CEOs and Customer Service
The majority of companies are aiming to deliver good customer service. After all, it is a well-proven fact that poor service loses customers, costs more in putting things right and damages your brand. So give people a good service that exceeds their expectations and it will directly improve your bottom line.
It all sounds very simple, but where it gets complicated is making customer service consistently excellent every time. In huge organisations with hundreds or even thousands of customer-facing staff you need to put in place a customer-centric culture, along with the processes and technology to ensure it is delivered by everyone. This combination of leadership, inspiration and resources has to come from the top, with the CEO or managing director taking responsibility for customer service.
But obviously strategy and inspiration can only go so far – and also need to be backed up by first hand experience of what is actually happening in a business. So it is no surprise to see more and more CEOs getting directly involved in customer service. Carphone Warehouse chairman Charles Dunstone used to make his email address available for customers to speak to him directly, and last year utility boss Kevin McCullough of npower went undercover at one of his contact centres to see what conditions were like at the sharp end.
However there’s obviously a limit to what a CEO on his own can do as two recent examples from the US show. Incoming BestBuy CEO Hubert Joly spent most of his first week on the job working as a salesman in one of the consumer electronics giant’s US stores and is using the experience to help improve customer service. Meanwhile David Marcus, new president of PayPal became directly involved in a customer complaint, taking ownership of the problem by stepping in when customer service failed.

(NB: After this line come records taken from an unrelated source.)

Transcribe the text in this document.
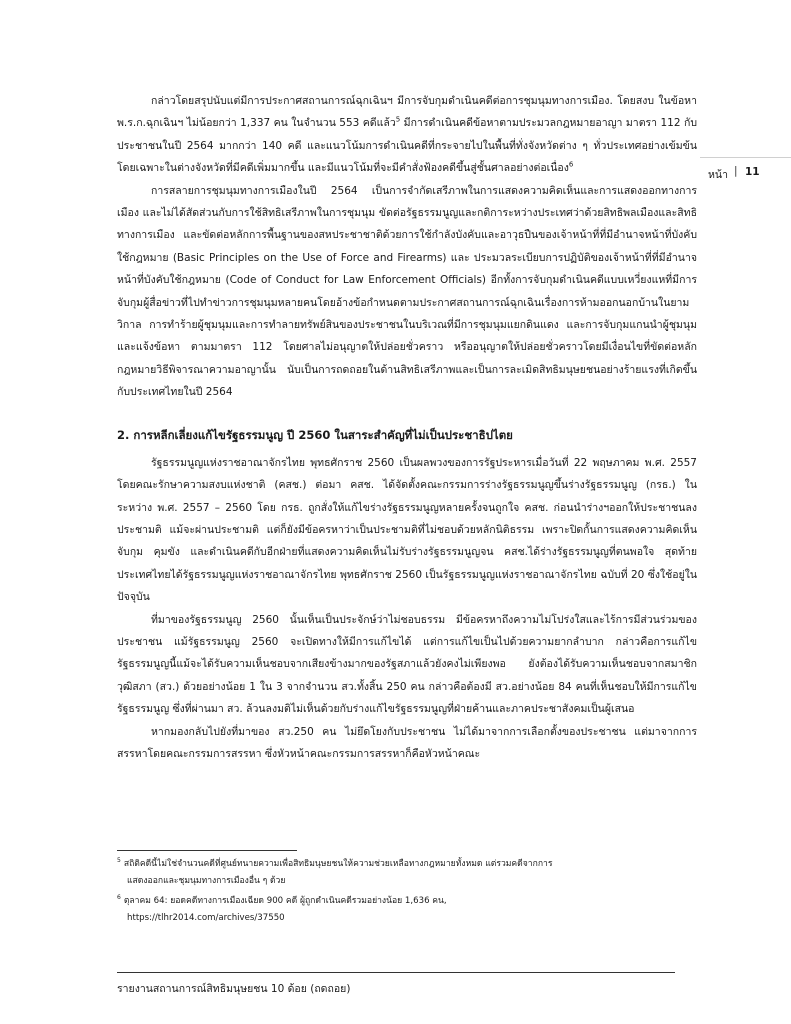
หน้า | 11

กล่าวโดยสรุปนับแต่มีการประกาศสถานการณ์ฉุกเฉินฯ มีการจับกุมดำเนินคดีต่อการชุมนุมทางการเมือง. โดยสงบ ในข้อหา พ.ร.ก.ฉุกเฉินฯ ไม่น้อยกว่า 1,337 คน ในจำนวน 553 คดีแล้ว$^5$ มีการดำเนินคดีข้อหาตามประมวลกฎหมายอาญา มาตรา 112 กับประชาชนในปี 2564 มากกว่า 140 คดี และแนวโน้มการดำเนินคดีที่กระจายไปในพื้นที่ทั่งจังหวัดต่าง ๆ ทั่วประเทศอย่างเข้มข้น โดยเฉพาะในต่างจังหวัดที่มีคดีเพิ่มมากขึ้น และมีแนวโน้มที่จะมีคำสั่งฟ้องคดีขึ้นสู่ชั้นศาลอย่างต่อเนื่อง$^6$

การสลายการชุมนุมทางการเมืองในปี 2564 เป็นการจำกัดเสรีภาพในการแสดงความคิดเห็นและการแสดงออกทางการเมือง และไม่ได้สัดส่วนกับการใช้สิทธิเสรีภาพในการชุมนุม ขัดต่อรัฐธรรมนูญและกติการะหว่างประเทศว่าด้วยสิทธิพลเมืองและสิทธิทางการเมือง และขัดต่อหลักการพื้นฐานของสหประชาชาติด้วยการใช้กำลังบังคับและอาวุธปืนของเจ้าหน้าที่ที่มีอำนาจหน้าที่บังคับใช้กฎหมาย (Basic Principles on the Use of Force and Firearms) และ ประมวลระเบียบการปฏิบัติของเจ้าหน้าที่ที่มีอำนาจหน้าที่บังคับใช้กฎหมาย (Code of Conduct for Law Enforcement Officials) อีกทั้งการจับกุมดำเนินคดีแบบเหวี่ยงแหที่มีการจับกุมผู้สื่อข่าวที่ไปทำข่าวการชุมนุมหลายคนโดยอ้างข้อกำหนดตามประกาศสถานการณ์ฉุกเฉินเรื่องการห้ามออกนอกบ้านในยามวิกาล การทำร้ายผู้ชุมนุมและการทำลายทรัพย์สินของประชาชนในบริเวณที่มีการชุมนุมแยกดินแดง และการจับกุมแกนนำผู้ชุมนุมและแจ้งข้อหา ตามมาตรา 112 โดยศาลไม่อนุญาตให้ปล่อยชั่วคราว หรืออนุญาตให้ปล่อยชั่วคราวโดยมีเงื่อนไขที่ขัดต่อหลักกฎหมายวิธีพิจารณาความอาญานั้น นับเป็นการถดถอยในด้านสิทธิเสรีภาพและเป็นการละเมิดสิทธิมนุษยชนอย่างร้ายแรงที่เกิดขึ้นกับประเทศไทยในปี 2564

2. การหลีกเลี่ยงแก้ไขรัฐธรรมนูญ ปี 2560 ในสาระสำคัญที่ไม่เป็นประชาธิปไตย

รัฐธรรมนูญแห่งราชอาณาจักรไทย พุทธศักราช 2560 เป็นผลพวงของการรัฐประหารเมื่อวันที่ 22 พฤษภาคม พ.ศ. 2557 โดยคณะรักษาความสงบแห่งชาติ (คสช.) ต่อมา คสช. ได้จัดตั้งคณะกรรมการร่างรัฐธรรมนูญขึ้นร่างรัฐธรรมนูญ (กรธ.) ในระหว่าง พ.ศ. 2557 – 2560 โดย กรธ. ถูกสั่งให้แก้ไขร่างรัฐธรรมนูญหลายครั้งจนถูกใจ คสช. ก่อนนำร่างฯออกให้ประชาชนลงประชามติ แม้จะผ่านประชามติ แต่ก็ยังมีข้อครหาว่าเป็นประชามติที่ไม่ชอบด้วยหลักนิติธรรม เพราะปิดกั้นการแสดงความคิดเห็น จับกุม คุมขัง และดำเนินคดีกับอีกฝ่ายที่แสดงความคิดเห็นไม่รับร่างรัฐธรรมนูญจน คสช.ได้ร่างรัฐธรรมนูญที่ตนพอใจ สุดท้ายประเทศไทยได้รัฐธรรมนูญแห่งราชอาณาจักรไทย พุทธศักราช 2560 เป็นรัฐธรรมนูญแห่งราชอาณาจักรไทย ฉบับที่ 20 ซึ่งใช้อยู่ในปัจจุบัน

ที่มาของรัฐธรรมนูญ 2560 นั้นเห็นเป็นประจักษ์ว่าไม่ชอบธรรม มีข้อครหาถึงความไม่โปร่งใสและไร้การมีส่วนร่วมของประชาชน แม้รัฐธรรมนูญ 2560 จะเปิดทางให้มีการแก้ไขได้ แต่การแก้ไขเป็นไปด้วยความยากลำบาก กล่าวคือการแก้ไขรัฐธรรมนูญนี้แม้จะได้รับความเห็นชอบจากเสียงข้างมากของรัฐสภาแล้วยังคงไม่เพียงพอ ยังต้องได้รับความเห็นชอบจากสมาชิกวุฒิสภา (สว.) ด้วยอย่างน้อย 1 ใน 3 จากจำนวน สว.ทั้งสิ้น 250 คน กล่าวคือต้องมี สว.อย่างน้อย 84 คนที่เห็นชอบให้มีการแก้ไขรัฐธรรมนูญ ซึ่งที่ผ่านมา สว. ล้วนลงมติไม่เห็นด้วยกับร่างแก้ไขรัฐธรรมนูญที่ฝ่ายค้านและภาคประชาสังคมเป็นผู้เสนอ

หากมองกลับไปยังที่มาของ สว.250 คน ไม่ยึดโยงกับประชาชน ไม่ได้มาจากการเลือกตั้งของประชาชน แต่มาจากการสรรหาโดยคณะกรรมการสรรหา ซึ่งหัวหน้าคณะกรรมการสรรหาก็คือหัวหน้าคณะ

$^5$ สถิติคดีนี้ไม่ใช่จำนวนคดีที่ศูนย์ทนายความเพื่อสิทธิมนุษยชนให้ความช่วยเหลือทางกฎหมายทั้งหมด แต่รวมคดีจากการ
แสดงออกและชุมนุมทางการเมืองอื่น ๆ ด้วย

$^6$ ตุลาคม 64: ยอดคดีทางการเมืองเฉียด 900 คดี ผู้ถูกดำเนินคดีรวมอย่างน้อย 1,636 คน,
https://tlhr2014.com/archives/37550

รายงานสถานการณ์สิทธิมนุษยชน 10 ด้อย (ถดถอย)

While these initiatives hopefully lead to happier customers the problem is that they simply don’t scale. There’s no way that a CEO can be involved in every customer complaint – they have neither the time nor the training, and the risk is that you create an extremely expensive new silo as everyone flocks to the top with their complaints. What CEOs need to do is use their experience to understand what customers want, underpin their strategy and then lead the organisation to make sure that customer service teams have the resources and training to deliver on that vision. That way customers will feel valued and receive the skilled attention they deserve.